Bien pues en el caso del aborto la cuestión podría quizá encauzarse por alguno de estos derroteros argumentales. Por ejemplo: ¿provoqué/provocamos una situación tal que pudo darse el embarazo? pues en el caso de la legítima defensa, no es tal si yo provoqué a quien luego me agredió. Más ejemplos, ¿cuáles son los bienes jurídicos en juego? Veamos: el embarazo es una situación que no necesariamente es cómoda y que culmina con el parto, otra situación que por lo general tampoco es necesariamente cómoda ni agradable. Estamos de acuerdo pero, ¿qué grado de incomodidad entraña? ¿Qué grado de sufrimiento, de “daño”, de “mal” se soporta por quien pasa por un embarazo y parto? ¿Es el mal infligido a ese sujeto que pudo provocar la situación, mayor, menor o igual al daño que se va a infligir al sujeto sobre cuya integridad física (hasta llegar a la supresión de la vida) se va a disponer? ¿Cómo ponderan los elementos de tranistoriedad frente a las situaciones definitivas e irreversibles?
A estas preguntas puede responder cada uno, no es necesario abunda más, y sí que conducen a razonamientos válidos, tan válidos que son irrebatibles y hacen aún más estricta la aplicación de la ley del aborto aún vigente. La manera de razonar es la que se halla tras su elaboración: así el caso de la violación (pues la víctima por definición no creó la situación), el caso de los padecimientos terribles e incurables para el niño o el supuesto de riesgo para la vida de la madre. Habrá casos en los cuales meditando sobre la situación, aún no habiendo concurrido la voluntad de la madre en la creación de la ocasión de riesgo de embarazo (caso de las violaciones en las cuales es además raro el embarazo) empero ésta decida que entre su incomodidad de unos meses y su facultad de disponer sobre la vida de un tercero inocente globalmente sea empero mejor optar por la vida de ese tercero en un acto de generosidad por entender que aunque la ley me permita abortar yo no deseo hacerlo pues entiendo que pese a que la situación de riesgo no la creé yo el mal que inflijo a otro es superior al que debo soportar yo.
La cuestión del aborto, señores, no son dos argumentos planos, sencillos y básicos que se enfrentan: son el resultado de complejas ponderaciones de factores en juego.

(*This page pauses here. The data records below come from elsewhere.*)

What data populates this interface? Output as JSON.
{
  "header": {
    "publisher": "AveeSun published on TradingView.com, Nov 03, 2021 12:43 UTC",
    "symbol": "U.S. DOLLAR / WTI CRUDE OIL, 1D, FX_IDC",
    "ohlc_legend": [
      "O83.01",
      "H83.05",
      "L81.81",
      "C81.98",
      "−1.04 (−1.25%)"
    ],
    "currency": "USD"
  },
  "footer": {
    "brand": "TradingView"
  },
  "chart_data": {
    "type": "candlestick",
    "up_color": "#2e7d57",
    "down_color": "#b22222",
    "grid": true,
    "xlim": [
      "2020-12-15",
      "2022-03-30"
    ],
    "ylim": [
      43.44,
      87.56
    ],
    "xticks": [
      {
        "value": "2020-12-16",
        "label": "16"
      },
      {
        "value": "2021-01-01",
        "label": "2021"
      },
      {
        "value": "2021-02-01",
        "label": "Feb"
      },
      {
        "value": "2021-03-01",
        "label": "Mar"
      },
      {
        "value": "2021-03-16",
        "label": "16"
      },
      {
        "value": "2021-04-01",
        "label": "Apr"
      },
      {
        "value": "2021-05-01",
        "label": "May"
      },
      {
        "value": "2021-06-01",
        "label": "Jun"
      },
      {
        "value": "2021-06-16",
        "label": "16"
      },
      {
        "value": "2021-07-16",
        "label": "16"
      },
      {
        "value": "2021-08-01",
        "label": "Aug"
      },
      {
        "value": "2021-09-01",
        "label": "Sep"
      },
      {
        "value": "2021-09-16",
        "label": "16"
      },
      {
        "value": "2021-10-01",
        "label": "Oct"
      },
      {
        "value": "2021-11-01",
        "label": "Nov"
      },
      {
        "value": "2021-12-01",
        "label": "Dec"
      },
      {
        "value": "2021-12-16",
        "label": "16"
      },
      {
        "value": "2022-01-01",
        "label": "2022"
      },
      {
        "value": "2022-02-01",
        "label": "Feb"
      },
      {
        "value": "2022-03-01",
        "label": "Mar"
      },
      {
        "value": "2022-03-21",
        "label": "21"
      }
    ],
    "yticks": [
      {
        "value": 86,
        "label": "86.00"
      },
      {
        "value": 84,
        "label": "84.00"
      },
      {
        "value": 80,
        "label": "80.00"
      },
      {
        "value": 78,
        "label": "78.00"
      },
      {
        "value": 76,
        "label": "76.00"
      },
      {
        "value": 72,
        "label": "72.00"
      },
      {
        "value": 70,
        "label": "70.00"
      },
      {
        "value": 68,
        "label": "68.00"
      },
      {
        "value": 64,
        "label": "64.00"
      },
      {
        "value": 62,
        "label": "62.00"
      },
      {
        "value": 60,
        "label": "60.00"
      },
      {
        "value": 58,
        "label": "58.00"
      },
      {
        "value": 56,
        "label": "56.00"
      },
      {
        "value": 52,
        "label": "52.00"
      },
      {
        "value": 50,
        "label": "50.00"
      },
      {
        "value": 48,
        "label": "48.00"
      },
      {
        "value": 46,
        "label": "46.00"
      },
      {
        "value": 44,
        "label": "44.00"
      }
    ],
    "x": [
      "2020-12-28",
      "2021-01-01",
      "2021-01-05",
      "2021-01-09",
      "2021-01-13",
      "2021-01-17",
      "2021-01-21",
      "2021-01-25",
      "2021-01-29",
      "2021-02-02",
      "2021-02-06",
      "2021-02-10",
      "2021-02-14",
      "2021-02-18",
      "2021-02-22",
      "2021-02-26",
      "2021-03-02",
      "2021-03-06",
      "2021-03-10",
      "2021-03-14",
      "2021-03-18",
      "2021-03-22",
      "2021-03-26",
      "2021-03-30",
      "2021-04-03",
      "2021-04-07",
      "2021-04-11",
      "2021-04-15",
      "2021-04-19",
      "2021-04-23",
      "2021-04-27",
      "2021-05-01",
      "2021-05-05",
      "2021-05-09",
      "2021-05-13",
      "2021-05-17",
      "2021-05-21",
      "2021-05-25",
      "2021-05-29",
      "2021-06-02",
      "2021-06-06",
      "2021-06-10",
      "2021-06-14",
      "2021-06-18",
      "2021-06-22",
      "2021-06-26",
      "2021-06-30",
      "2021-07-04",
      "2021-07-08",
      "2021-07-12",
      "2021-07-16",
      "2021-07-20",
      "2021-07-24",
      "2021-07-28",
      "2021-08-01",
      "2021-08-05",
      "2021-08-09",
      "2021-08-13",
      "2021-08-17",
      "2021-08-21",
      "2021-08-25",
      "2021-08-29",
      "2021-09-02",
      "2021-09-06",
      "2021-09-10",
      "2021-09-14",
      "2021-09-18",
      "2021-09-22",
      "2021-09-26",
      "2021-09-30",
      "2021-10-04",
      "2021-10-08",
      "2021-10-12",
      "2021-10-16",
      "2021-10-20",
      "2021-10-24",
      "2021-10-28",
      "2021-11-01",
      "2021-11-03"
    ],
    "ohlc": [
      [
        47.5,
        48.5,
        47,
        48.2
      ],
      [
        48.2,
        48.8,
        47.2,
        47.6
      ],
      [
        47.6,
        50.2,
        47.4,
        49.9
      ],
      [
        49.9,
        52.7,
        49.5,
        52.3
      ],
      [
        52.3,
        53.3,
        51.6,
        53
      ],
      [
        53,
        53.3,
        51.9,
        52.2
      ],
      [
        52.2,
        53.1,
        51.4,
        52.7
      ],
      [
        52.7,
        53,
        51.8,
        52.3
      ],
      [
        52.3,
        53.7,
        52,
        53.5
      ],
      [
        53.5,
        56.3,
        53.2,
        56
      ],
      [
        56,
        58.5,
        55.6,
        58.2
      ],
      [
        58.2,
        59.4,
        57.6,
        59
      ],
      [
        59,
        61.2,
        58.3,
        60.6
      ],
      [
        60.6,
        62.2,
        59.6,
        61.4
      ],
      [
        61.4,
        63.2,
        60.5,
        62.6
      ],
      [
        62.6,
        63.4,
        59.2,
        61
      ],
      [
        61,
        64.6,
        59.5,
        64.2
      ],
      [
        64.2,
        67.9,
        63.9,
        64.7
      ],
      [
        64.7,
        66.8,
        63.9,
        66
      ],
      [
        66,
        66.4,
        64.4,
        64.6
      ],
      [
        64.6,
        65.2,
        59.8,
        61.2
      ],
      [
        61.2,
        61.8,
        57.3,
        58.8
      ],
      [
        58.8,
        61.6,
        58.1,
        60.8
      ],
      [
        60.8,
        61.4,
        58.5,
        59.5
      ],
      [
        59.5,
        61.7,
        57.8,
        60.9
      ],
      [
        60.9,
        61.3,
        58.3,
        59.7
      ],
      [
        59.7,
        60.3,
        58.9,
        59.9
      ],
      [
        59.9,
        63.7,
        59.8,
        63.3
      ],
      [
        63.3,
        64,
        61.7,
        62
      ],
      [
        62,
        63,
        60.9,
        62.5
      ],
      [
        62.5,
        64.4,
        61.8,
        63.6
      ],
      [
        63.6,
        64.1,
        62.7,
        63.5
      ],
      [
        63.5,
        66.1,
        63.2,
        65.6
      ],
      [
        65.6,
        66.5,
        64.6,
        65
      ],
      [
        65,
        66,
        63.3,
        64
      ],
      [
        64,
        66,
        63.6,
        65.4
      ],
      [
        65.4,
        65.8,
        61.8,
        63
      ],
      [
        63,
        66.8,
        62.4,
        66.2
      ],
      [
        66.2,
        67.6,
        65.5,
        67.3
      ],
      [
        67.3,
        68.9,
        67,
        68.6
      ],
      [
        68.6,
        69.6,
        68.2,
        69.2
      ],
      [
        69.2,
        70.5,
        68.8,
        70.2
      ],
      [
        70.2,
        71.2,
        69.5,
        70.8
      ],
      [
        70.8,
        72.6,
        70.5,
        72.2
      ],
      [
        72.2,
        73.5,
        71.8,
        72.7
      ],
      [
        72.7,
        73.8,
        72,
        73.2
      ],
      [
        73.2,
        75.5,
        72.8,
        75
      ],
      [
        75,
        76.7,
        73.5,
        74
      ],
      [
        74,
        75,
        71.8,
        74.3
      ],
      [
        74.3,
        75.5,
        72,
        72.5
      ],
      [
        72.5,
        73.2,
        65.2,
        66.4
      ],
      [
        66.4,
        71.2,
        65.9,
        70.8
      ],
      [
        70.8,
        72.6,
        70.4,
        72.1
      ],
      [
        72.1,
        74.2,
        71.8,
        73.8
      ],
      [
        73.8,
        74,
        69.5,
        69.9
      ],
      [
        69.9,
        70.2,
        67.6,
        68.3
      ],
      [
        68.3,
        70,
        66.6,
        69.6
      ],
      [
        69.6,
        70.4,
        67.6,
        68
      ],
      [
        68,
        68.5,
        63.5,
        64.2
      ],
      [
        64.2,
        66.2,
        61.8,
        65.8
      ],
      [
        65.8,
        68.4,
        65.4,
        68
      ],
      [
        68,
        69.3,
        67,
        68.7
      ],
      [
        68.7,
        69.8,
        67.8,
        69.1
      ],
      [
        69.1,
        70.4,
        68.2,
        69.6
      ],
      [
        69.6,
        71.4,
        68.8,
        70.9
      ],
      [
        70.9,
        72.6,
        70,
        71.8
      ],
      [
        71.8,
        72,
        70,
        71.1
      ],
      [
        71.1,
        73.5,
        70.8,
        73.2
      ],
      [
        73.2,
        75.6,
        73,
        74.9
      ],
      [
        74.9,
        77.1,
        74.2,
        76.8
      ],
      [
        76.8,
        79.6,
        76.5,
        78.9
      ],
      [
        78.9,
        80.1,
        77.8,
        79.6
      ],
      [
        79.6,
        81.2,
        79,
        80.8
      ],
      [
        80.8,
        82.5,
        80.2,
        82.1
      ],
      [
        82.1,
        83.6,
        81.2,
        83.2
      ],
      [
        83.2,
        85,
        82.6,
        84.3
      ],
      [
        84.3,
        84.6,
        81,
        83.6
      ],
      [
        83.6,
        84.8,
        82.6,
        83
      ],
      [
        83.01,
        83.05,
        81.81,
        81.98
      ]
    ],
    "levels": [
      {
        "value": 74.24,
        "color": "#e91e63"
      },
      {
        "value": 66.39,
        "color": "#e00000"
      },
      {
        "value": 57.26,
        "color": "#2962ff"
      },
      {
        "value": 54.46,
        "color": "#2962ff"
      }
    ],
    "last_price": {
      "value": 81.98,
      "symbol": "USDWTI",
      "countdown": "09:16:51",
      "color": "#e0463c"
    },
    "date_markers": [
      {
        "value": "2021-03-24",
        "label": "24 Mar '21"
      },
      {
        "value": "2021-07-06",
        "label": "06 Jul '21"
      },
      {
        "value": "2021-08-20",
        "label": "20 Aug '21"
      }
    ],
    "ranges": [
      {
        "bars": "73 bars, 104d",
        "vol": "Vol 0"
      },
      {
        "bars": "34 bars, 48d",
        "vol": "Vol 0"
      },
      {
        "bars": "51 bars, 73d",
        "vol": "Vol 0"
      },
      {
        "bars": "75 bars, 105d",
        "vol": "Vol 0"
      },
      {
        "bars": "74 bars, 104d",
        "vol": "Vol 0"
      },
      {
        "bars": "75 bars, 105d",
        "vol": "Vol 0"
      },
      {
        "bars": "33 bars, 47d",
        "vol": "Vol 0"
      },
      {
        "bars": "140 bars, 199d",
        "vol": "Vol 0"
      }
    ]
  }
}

Ese es el gran debate social pues aunque se permitiera abortar, ¿y si ponderando lo que hay en juego ninguna llegase a la conclusión de querer utilizar las oportunidades que la ley le ofrece? Pues no son sino una opción voluntaria libremente elegida. Esa, supongo que es la verdadera emancipación de la mujer: opciones voluntarias libremente elegidas (en todos los sentidos).